しかしそれより、私には気になっていることがあった。秋祭りである。
「どうだった? 屋台とかもいっぱい出てたんでしょ?」
「うん、いちおう回ったけど……江麻ちゃん、なんで来なかったの?ずっと待ってたのに」
すると、視界の端で遠野さんが軽く頭を下げてきたので、私はぶんぶんと首を振る。どちらにせよ行かないつもりだったので、何も問題はないのだ。せっかくなので孝市にも、2人きりで回ったお祭りの感想を聞いてみる。
「まあ、普通だったよな。結構すぐ帰ったぞ」
話によると、なんと小都は浴衣を着てきていたらしい。……浴衣! そんなの私も見たことないのに。浴衣の同級生とお祭りデートをしてきたとは思えないほどあっさりと感想を口にする孝市を、私は信じられないものを見る目で見つめた。別段照れ隠しのようにも見えなかった。

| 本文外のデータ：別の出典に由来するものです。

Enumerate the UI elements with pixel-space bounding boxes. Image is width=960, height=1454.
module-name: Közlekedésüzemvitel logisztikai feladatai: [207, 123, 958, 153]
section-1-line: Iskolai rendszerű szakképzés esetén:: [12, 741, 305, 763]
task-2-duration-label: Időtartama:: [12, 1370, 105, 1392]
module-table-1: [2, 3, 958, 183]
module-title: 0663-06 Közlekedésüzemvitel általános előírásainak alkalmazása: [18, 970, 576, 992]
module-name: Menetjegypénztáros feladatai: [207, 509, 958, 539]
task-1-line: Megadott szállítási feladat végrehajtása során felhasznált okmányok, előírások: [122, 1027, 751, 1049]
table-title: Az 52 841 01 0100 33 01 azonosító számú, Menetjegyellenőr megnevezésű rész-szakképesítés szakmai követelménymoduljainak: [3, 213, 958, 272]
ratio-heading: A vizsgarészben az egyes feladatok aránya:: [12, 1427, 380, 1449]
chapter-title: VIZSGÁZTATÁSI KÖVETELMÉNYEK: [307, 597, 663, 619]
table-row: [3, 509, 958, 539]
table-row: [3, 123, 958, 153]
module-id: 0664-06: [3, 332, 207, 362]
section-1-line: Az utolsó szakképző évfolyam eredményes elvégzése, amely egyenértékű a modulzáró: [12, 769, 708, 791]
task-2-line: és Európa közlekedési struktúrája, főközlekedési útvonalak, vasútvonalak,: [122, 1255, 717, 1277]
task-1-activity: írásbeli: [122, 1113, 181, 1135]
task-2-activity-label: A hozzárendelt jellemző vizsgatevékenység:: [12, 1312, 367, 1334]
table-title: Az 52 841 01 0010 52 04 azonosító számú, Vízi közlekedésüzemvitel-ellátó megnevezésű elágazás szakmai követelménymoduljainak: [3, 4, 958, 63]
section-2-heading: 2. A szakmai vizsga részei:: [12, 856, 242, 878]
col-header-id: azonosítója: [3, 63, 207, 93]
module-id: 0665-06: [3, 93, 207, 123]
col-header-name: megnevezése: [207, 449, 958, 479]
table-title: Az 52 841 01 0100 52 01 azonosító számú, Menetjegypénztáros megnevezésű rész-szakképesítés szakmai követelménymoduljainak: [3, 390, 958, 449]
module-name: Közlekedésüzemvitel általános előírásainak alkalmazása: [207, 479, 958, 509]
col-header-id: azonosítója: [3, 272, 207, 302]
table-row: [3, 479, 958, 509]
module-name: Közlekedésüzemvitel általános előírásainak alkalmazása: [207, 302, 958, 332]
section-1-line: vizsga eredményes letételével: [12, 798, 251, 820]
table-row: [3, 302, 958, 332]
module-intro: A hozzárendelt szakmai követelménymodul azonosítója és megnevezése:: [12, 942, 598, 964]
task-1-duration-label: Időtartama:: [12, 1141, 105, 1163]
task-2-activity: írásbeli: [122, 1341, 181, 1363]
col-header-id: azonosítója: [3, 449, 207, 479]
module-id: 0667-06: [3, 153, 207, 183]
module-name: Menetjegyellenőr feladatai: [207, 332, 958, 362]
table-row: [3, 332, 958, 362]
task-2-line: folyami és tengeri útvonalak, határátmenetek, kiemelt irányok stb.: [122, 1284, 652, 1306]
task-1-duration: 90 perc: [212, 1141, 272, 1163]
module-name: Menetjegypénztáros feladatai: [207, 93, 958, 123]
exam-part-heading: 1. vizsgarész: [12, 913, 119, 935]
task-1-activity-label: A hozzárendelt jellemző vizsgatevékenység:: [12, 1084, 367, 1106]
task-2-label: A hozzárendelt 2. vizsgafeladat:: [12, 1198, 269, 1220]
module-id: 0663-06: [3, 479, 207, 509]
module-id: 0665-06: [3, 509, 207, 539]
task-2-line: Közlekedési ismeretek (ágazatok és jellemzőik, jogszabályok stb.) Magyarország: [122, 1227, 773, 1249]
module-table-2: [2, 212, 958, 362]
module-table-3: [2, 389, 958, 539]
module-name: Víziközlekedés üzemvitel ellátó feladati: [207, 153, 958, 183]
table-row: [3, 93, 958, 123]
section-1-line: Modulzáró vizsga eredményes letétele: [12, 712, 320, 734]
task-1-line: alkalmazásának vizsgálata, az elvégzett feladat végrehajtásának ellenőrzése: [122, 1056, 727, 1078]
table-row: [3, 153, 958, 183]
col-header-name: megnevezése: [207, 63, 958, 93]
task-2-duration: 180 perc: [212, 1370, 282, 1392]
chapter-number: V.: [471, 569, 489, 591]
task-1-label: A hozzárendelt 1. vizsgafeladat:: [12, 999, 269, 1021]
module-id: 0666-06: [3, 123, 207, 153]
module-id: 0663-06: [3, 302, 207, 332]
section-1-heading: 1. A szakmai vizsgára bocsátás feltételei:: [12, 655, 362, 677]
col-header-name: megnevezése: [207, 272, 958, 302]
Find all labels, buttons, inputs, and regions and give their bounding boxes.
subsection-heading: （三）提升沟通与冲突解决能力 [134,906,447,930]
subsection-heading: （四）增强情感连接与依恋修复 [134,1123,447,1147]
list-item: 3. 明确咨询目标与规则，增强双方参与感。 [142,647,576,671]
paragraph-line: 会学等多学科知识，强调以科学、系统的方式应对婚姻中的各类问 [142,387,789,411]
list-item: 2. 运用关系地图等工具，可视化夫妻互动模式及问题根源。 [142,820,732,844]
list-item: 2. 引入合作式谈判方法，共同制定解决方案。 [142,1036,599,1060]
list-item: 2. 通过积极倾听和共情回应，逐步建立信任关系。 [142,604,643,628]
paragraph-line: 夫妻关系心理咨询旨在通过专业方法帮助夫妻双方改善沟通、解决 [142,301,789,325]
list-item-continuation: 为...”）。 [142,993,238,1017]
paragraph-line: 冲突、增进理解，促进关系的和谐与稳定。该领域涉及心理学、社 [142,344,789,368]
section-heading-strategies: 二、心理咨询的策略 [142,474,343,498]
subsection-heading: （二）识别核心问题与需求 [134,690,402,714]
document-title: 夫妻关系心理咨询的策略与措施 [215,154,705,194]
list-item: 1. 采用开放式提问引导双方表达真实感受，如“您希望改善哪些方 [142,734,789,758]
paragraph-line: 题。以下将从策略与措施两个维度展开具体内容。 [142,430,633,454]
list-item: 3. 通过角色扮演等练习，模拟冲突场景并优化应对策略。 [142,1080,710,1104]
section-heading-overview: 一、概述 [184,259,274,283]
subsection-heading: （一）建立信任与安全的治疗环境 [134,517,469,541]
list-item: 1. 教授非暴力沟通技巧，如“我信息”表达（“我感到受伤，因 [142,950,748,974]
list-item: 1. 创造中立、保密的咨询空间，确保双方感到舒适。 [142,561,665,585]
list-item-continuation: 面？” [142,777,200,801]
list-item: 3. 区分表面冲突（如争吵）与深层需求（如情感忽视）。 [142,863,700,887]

放課後、河原崎さんからも「仲良さそうに歩いてたけど、それだけだったよ。知人の距離感だったね」と報告があった。なぜ彼が知っているのかはともかく、あまり進展はなさそう。
『小都があんまり直接アプローチしたがらない理由って、なんでしょうか』
《自信がないんじゃない?》
《どんどん褒めてやれ》
そこでさっそく、小都と、私の部屋で定例となった作戦会議を行った。褒める、か。よし。まずは、小都が最近上達してきたお菓子作りの腕を、コーチとして十分に称賛しよう!
「昨日小都が作ったお菓子おいしかったよ! 大好き! 毎日食べたい!」
その瞬間、小都はなぜか口をつぐみ、一瞬で真顔になった。美人の真顔って、怖い。